Hamile bireylerin dikkat etmesi gereken noktalar;
- Az az sık sık beslenmelidir. Kişiye göre değişmekle birlikte öğün planı yapılırken 3 ana öğün ve en az 2 ara öğün olacak şekilde ayarlanmalıdır.
- Her öğünde mevsiminde sebze ve meyve tüketimi çeşitli vitamin ve mineralleri sağlaması sebebi ile hamilelikte beslenme adına önemli noktaların başında gelmektedir. Birçok meyve ve sebzede bulunan C vitamini, bebeğe ve anne adayına demir emilimi ve sağlıklı diş etlerine sahip olmada yardımcı olur. Sebze ve meyvelerin temizliği de ayrıca özen gösterilmesi gereken noktadır.
- Diğer önemli bir konu ise son dönemde büyük tartışma konusu olan tahıl tüketimidir. Tahıllar temel enerji kaynağıdır ve hamile bireylerin tahıl tüketiminden kaçmaması gerekmektedir. Ancak bu yanlış anlaşılmasın. İhtiyacı kadarının tüketilmesi fayda sağlarken aşırı tüketiminde kilo artışının ve yağlanmanın olabileceği unutulmamalıdır. Burada miktar kadar çeşit de önemli bir unsurdur. Bu noktada da ekmeklerinin ve tahıl ürünlerinin tam tahıllı olanlardan tercih edilmesi gerekmektedir.
- Haftada en az iki gün balık tüketimine özen gösterilmelidir. Balık iyi bir omega 3 kaynağıdır. Hamilelik sürecinde düzenli omega 3 almak bebeğin beyin ve bağırsak flora gelişimini destekler. Balık tüketiminde anne adaylarının mevsiminde olan balıkları tüketmesi konusunda hassas olması gerektiği unutulmamalıdır. Ayrıca balık pişirirken kızartma işlemi asla uygulanmamalıdır. Izgara, fırın, buğulama yöntemlerini tercih edin.
- Bu süreçte anne adayı siyah çay ve kahve tüketimini azaltmalı, bunların yerine süt, ayran ve taze sıkılan meyve sularını tercih etmelidir. Hazır meyve suları ve kola gibi asitli içecekler tercih edilmemelidir. Yemeklerle birlikte içilen çay ve kahve kansızlığa neden olacağından yemeklerin yanında veya hemen yemek ardına içilmemelidir.
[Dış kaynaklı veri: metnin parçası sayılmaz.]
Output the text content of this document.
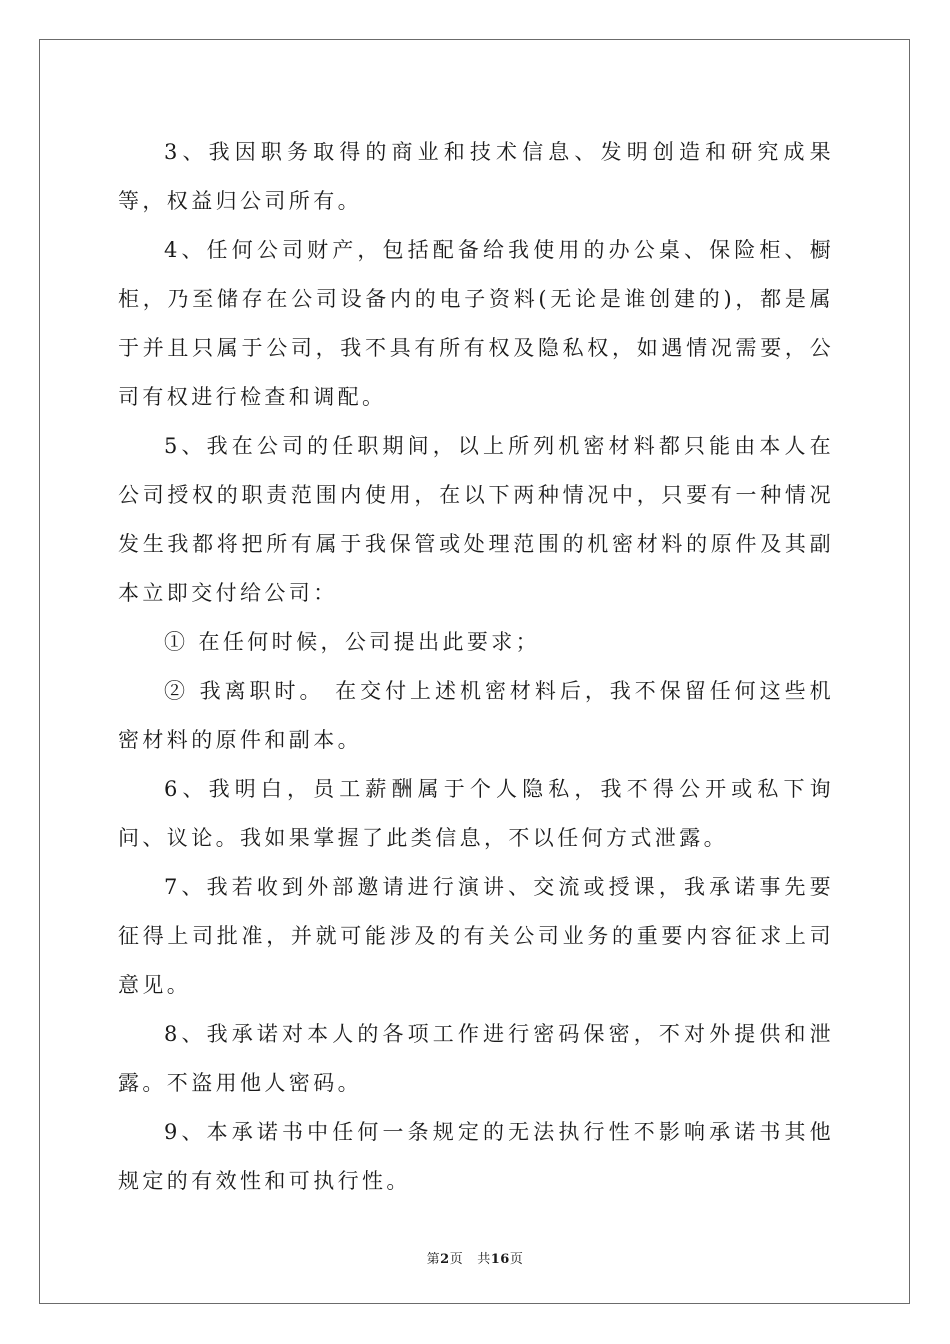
3、我因职务取得的商业和技术信息、发明创造和研究成果等，权益归公司所有。

4、任何公司财产，包括配备给我使用的办公桌、保险柜、橱柜，乃至储存在公司设备内的电子资料(无论是谁创建的)，都是属于并且只属于公司，我不具有所有权及隐私权，如遇情况需要，公司有权进行检查和调配。

5、我在公司的任职期间，以上所列机密材料都只能由本人在公司授权的职责范围内使用，在以下两种情况中，只要有一种情况发生我都将把所有属于我保管或处理范围的机密材料的原件及其副本立即交付给公司：

① 在任何时候，公司提出此要求；

② 我离职时。 在交付上述机密材料后，我不保留任何这些机密材料的原件和副本。

6、我明白，员工薪酬属于个人隐私，我不得公开或私下询问、议论。我如果掌握了此类信息，不以任何方式泄露。

7、我若收到外部邀请进行演讲、交流或授课，我承诺事先要征得上司批准，并就可能涉及的有关公司业务的重要内容征求上司意见。

8、我承诺对本人的各项工作进行密码保密，不对外提供和泄露。不盗用他人密码。

9、本承诺书中任何一条规定的无法执行性不影响承诺书其他规定的有效性和可执行性。

第2页 共16页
- Yiyeceklerde tuz oranı azaltılmalı ve özellikle tuz içeriği yüksek olan besinlerden (salamura besinler, tuzlu suda yapılan turşulardan, fast-food yiyecekler…) uzak durulmalıdır.
- Anne adayları bebeğinin sağlığını düşünerek hazır gıda ürünleri tüketmemelidir. Saklama koşulları ve hijyen gibi konularda emin olmadığı hiçbir yiyecekleri tüketerek hem kendi sağlığını hem de bebeğinin sağlığını riske atmamalıdır.
- Bebeğin büyümesi sırasında protein büyük önem taşımaktadır. Protein içeriği yüksek olan gıdaların tüketimine özen göstermelidir. Kırmızı et, tavuk, balık, yumurta, süt, yoğurt, peynir, kuru baklagiller önemli protein kaynaklarıdır. Yiyeceklerinde haftada 2 gün kırmızı ete, 2 gün balık çeşitlerine ve diğer günlerde beyaz ete yer vermeleri gerekir. Burada da diğer besinlerde olduğu gibi aynı uyarıyı yapmak istiyorum. Fazla tüketim yarardan çok zarara sebep olmaktadır.
- Katkı maddesi içeren sucuk, sosis, salam gibi yiyeceklerden mümkün olduğunca uzak durulmalıdır.
- Son olarak değinmek istediğim konu ise hamilelikte su tüketimidir. Su, aldığınız öğünlerdeki besin maddelerini bebeğinize ulaştırır. Aynı zamanda kabızlığı, hemoroidi, aşırı şişkinlikleri ve idrar yolu ya da idrar kesesi enfeksiyonunu engellenmeye yardımcı olur. Hamileliğiniz ilerledikçe, çok az su tüketmek prematüre doğum ya da erken doğuma sebep olabilir. Suyu doğru tüketip tüketmediğimizi anlamanın en basit yöntemi idrar rengini kontrol etmek ve mümkün olduğunca açık renkte olmasını sağlamaktır.
Hem bebeğiniz hem de sizin için yeterli ve dengeli BESLENİN!